HEATHER MAC DONALD: Back to Bedlam.

Chicago had a harbinger of its current depolicing situation in 2012. Chicago police superintendent Garry McCarthy had disbanded a city-wide, anti-gang task force that advocates had criticized for allegedly making too many stops in minority neighborhoods. Homicides soared, ultimately reaching 500 that year. South Side residents begged for the reconstitution of the task force and the resumption of stops. “We have had enough,” the grandmother of a murder victim told the Telegraph, afraid to give her name for fear of retribution. “The older folks are terrified. We need the police to crack down on them. Responsibly yes, but forcefully.” A local city councilman, Willie Cochran, said that his constituents “wanted a more aggressive force engaging these terrorists on the streets.” His community was “ready to stand by the police” in the face of complaints about “racial profiling,” Cochran added. McCarthy reconstituted the unit in 2013 and the shooting epidemic cooled. (This connection between depolicing and crime has been repeatedly confirmed empirically, most recently in a study of Justice Department police consent decrees.)
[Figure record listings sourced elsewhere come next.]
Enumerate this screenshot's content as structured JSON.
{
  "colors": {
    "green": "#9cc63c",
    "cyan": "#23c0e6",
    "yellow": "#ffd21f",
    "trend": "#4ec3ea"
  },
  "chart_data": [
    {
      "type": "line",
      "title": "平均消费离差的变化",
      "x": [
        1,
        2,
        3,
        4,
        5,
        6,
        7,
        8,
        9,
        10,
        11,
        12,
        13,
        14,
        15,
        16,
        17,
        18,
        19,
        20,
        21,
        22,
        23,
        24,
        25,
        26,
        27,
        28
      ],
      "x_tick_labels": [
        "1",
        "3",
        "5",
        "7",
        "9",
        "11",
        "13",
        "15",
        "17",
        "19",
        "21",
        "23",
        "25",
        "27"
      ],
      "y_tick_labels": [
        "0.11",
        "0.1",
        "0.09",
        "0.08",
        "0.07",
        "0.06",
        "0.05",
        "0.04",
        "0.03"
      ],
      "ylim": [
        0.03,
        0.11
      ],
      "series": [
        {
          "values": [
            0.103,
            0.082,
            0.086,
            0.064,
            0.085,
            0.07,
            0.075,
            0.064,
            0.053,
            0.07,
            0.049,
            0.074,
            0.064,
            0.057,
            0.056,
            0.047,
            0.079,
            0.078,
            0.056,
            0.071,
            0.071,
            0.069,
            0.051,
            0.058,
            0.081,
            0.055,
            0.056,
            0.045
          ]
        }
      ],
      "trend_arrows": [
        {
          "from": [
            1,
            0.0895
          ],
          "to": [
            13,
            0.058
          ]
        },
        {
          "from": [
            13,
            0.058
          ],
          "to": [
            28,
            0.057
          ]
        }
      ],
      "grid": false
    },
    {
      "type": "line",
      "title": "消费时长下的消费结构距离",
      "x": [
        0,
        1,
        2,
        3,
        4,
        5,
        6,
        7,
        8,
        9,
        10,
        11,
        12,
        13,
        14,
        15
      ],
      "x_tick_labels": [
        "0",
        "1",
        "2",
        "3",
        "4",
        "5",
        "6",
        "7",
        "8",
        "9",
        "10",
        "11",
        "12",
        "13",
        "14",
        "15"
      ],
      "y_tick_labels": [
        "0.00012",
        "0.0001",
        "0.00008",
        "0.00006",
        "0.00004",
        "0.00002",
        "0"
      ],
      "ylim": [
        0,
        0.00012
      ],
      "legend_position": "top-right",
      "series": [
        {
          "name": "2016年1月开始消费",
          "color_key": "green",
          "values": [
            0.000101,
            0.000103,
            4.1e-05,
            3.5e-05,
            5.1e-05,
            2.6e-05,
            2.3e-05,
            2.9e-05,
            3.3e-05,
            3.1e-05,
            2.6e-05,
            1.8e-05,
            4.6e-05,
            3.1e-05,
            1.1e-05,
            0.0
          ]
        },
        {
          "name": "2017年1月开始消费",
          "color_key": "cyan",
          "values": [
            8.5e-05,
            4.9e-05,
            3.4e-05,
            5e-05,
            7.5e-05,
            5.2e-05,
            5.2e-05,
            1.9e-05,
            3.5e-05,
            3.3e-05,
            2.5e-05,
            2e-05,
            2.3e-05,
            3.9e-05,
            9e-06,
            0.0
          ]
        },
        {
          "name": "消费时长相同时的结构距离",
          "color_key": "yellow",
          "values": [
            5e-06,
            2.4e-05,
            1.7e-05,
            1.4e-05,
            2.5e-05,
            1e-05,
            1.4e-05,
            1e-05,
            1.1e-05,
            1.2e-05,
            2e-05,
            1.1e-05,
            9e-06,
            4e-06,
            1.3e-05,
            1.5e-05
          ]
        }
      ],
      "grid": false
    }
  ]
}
The activists’ standard charge against cops in the post-Ferguson era is that they are peevishly refusing to do their jobs in childish protest against mere “public scrutiny.” This anodyne formulation whitewashes what has been going on in the streets as a result of the sometimes-violent agitation against them. Cops are routinely cursed and screamed at; sometimes bottles and rocks are thrown. “In my 19 years in law enforcement, I haven’t seen this kind of hatred toward the police,” a Chicago cop who works on the South Side tells me.

Read the whole thing. But it shouldn’t surprise anyone that a return to ’70s-style policing and attitudes towards law enforcement would bring a return of ’70s violence.